Researchers from the Netherlands used data from past cancer studies, as well as a mathematical model, to calculate that, on average, annuals PSA (prostate-specific antigen) testing adds three healthy weeks to a man’s life, reports Fox News.
While this study is promising, it does not mean that everyone should to out and get a PSA test, because the researchers believe that the net benefit or harm of screening will depend on how that particular person feels about the possibility of suffering from erectile dysfunction or incontinence as side effects of screening and treatment.
Dr. Harold Sox, a professor of medicine at the Dartmouth Institute in Hanover, New Hampshire, who wrote a commentary published with the new study, stated:
“We’re even more sure than ever that it’s important for doctors and their patients to talk about the prostate cancer screening decision and its potential downstream consequences. Now we have some real scientific evidence that a person’s choice probably should reflect what the net benefit is for them.”

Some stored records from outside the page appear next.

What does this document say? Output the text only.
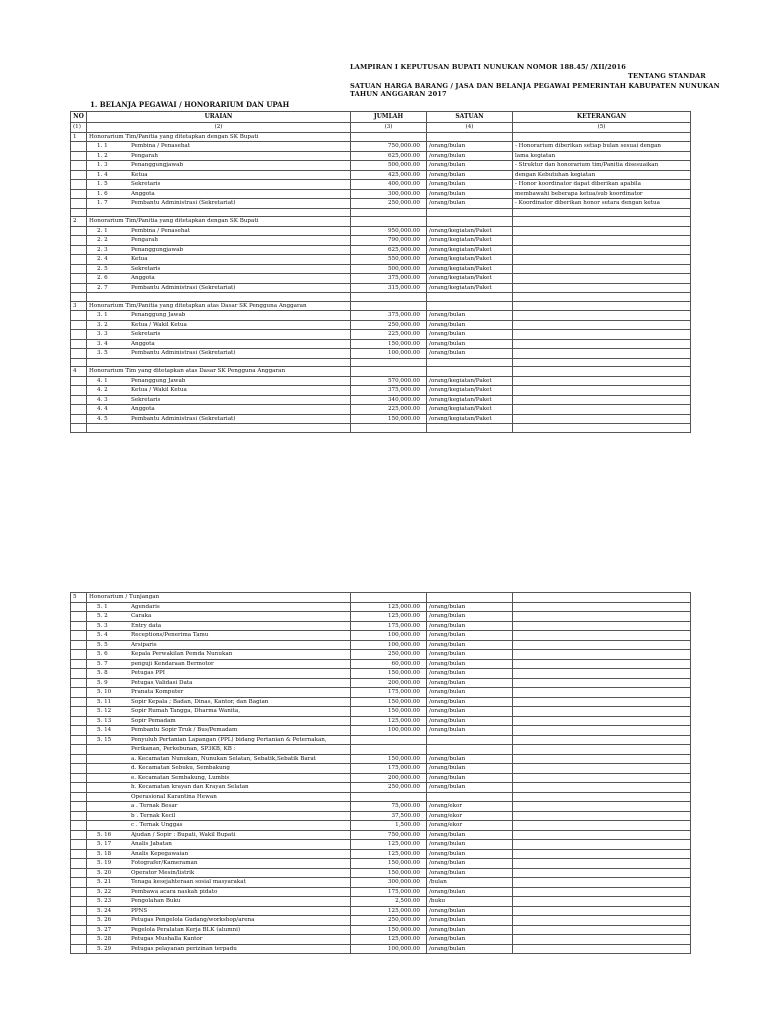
LAMPIRAN I KEPUTUSAN BUPATI NUNUKAN NOMOR 188.45/ /XII/2016
TENTANG STANDAR
SATUAN HARGA BARANG / JASA DAN BELANJA PEGAWAI PEMERINTAH KABUPATEN NUNUKAN
TAHUN ANGGARAN 2017
1. BELANJA PEGAWAI / HONORARIUM DAN UPAH
NO	URAIAN	JUMLAH	SATUAN	KETERANGAN
(1)	(2)	(3)	(4)	(5)
1	Honorarium Tim/Panitia yang ditetapkan dengan SK Bupati			
	1. 1 Pembina / Penasehat	750,000.00	/orang/bulan	- Honorarium diberikan setiap bulan sesuai dengan
	1. 2 Pengarah	625,000.00	/orang/bulan	lama kegiatan
	1. 3 Penanggungjawab	500,000.00	/orang/bulan	- Struktur dan honorarium tim/Panitia disesuaikan
	1. 4 Ketua	425,000.00	/orang/bulan	dengan Kebutuhan kegiatan
	1. 5 Sekretaris	400,000.00	/orang/bulan	- Honor koordinator dapat diberikan apabila
	1. 6 Anggota	300,000.00	/orang/bulan	membawahi beberapa ketua/sub koordinator
	1. 7 Pembantu Administrasi (Sekretariat)	250,000.00	/orang/bulan	- Koordinator diberikan honor setara dengan ketua

2	Honorarium Tim/Panitia yang ditetapkan dengan SK Bupati			
	2. 1 Pembina / Penasehat	950,000.00	/orang/kegiatan/Paket	
	2. 2 Pengarah	790,000.00	/orang/kegiatan/Paket	
	2. 3 Penanggungjawab	625,000.00	/orang/kegiatan/Paket	
	2. 4 Ketua	550,000.00	/orang/kegiatan/Paket	
	2. 5 Sekretaris	500,000.00	/orang/kegiatan/Paket	
	2. 6 Anggota	375,000.00	/orang/kegiatan/Paket	
	2. 7 Pembantu Administrasi (Sekretariat)	315,000.00	/orang/kegiatan/Paket	

3	Honorarium Tim/Panitia yang ditetapkan atas Dasar SK Pengguna Anggaran			
	3. 1 Penanggung Jawab	375,000.00	/orang/bulan	
	3. 2 Ketua / Wakil Ketua	250,000.00	/orang/bulan	
	3. 3 Sekretaris	225,000.00	/orang/bulan	
	3. 4 Anggota	150,000.00	/orang/bulan	
	3. 5 Pembantu Administrasi (Sekretariat)	100,000.00	/orang/bulan	

4	Honorarium Tim yang ditetapkan atas Dasar SK Pengguna Anggaran			
	4. 1 Penanggung Jawab	570,000.00	/orang/kegiatan/Paket	
	4. 2 Ketua / Wakil Ketua	375,000.00	/orang/kegiatan/Paket	
	4. 3 Sekretaris	340,000.00	/orang/kegiatan/Paket	
	4. 4 Anggota	225,000.00	/orang/kegiatan/Paket	
	4. 5 Pembantu Administrasi (Sekretariat)	150,000.00	/orang/kegiatan/Paket	

5	Honorarium / Tunjangan			
	5. 1 Agendaris	125,000.00	/orang/bulan	
	5. 2 Caraka	125,000.00	/orang/bulan	
	5. 3 Entry data	175,000.00	/orang/bulan	
	5. 4 Receptions/Penerima Tamu	100,000.00	/orang/bulan	
	5. 5 Arsiparis	100,000.00	/orang/bulan	
	5. 6 Kepala Perwakilan Pemda Nunukan	250,000.00	/orang/bulan	
	5. 7 penguji Kendaraan Bermotor	60,000.00	/orang/bulan	
	5. 8 Petugas PPI	150,000.00	/orang/bulan	
	5. 9 Petugas Validasi Data	200,000.00	/orang/bulan	
	5. 10 Pranata Komputer	175,000.00	/orang/bulan	
	5. 11 Sopir Kepala ; Badan, Dinas, Kantor, dan Bagian	150,000.00	/orang/bulan	
	5. 12 Sopir Rumah Tangga, Dharma Wanita,	150,000.00	/orang/bulan	
	5. 13 Sopir Pemadam	125,000.00	/orang/bulan	
	5. 14 Pembantu Sopir Truk / Bus/Pemadam	100,000.00	/orang/bulan	
	5. 15 Penyuluh Pertanian Lapangan (PPL) bidang Pertanian & Peternakan,			
	Perikanan, Perkebunan, SP3KB, KB :			
	a. Kecamatan Nunukan, Nunukan Selatan, Sebatik,Sebatik Barat	150,000.00	/orang/bulan	
	d. Kecamatan Sebuku, Sembakung	175,000.00	/orang/bulan	
	e. Kecamatan Sembakung, Lumbis	200,000.00	/orang/bulan	
	h. Kecamatan krayan dan Krayan Selatan	250,000.00	/orang/bulan	
	Operasional Karantina Hewan			
	a . Ternak Besar	75,000.00	/orang/ekor	
	b . Ternak Kecil	37,500.00	/orang/ekor	
	c . Ternak Unggas	1,500.00	/orang/ekor	
	5. 16 Ajudan / Sopir : Bupati, Wakil Bupati	750,000.00	/orang/bulan	
	5. 17 Analis Jabatan	125,000.00	/orang/bulan	
	5. 18 Analis Kepegawaian	125,000.00	/orang/bulan	
	5. 19 Fotografer/Kameraman	150,000.00	/orang/bulan	
	5. 20 Operator Mesin/listrik	150,000.00	/orang/bulan	
	5. 21 Tenaga kesejahteraan sosial masyarakat	300,000.00	/bulan	
	5. 22 Pembawa acara naskah pidato	175,000.00	/orang/bulan	
	5. 23 Pengolahan Buku	2,500.00	/buku	
	5. 24 PPNS	125,000.00	/orang/bulan	
	5. 26 Petugas Pengelola Gudang/workshop/arena	250,000.00	/orang/bulan	
	5. 27 Pegelola Peralatan Kerja BLK (alumni)	150,000.00	/orang/bulan	
	5. 28 Petugas Mushalla Kantor	125,000.00	/orang/bulan	
	5. 29 Petugas pelayanan perizinan terpadu	100,000.00	/orang/bulan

Boston.com notes that the new study may put into question the recommendation of the government task force who recommended against PSA screening just three months ago, with the possibility that their recommendation could have been too hasty. Study leader Evenline Heijinsdijk stated that:
“Individuals and their physicians should discuss and decide for themselves. We think that limited screening can be useful; therefore we do not fully agree [with the task force].”
Dr. Sox stated that
“Before I saw this new study, I thought the task force made a reasonable recommendation given the frequency and severity of side effects from prostate cancer treatments. But the evidence suggests that men can either gain or lose.”
Would you consider getting PSA testing, knowing that the annual prostate cancer test could add an average of three healthy weeks onto your life?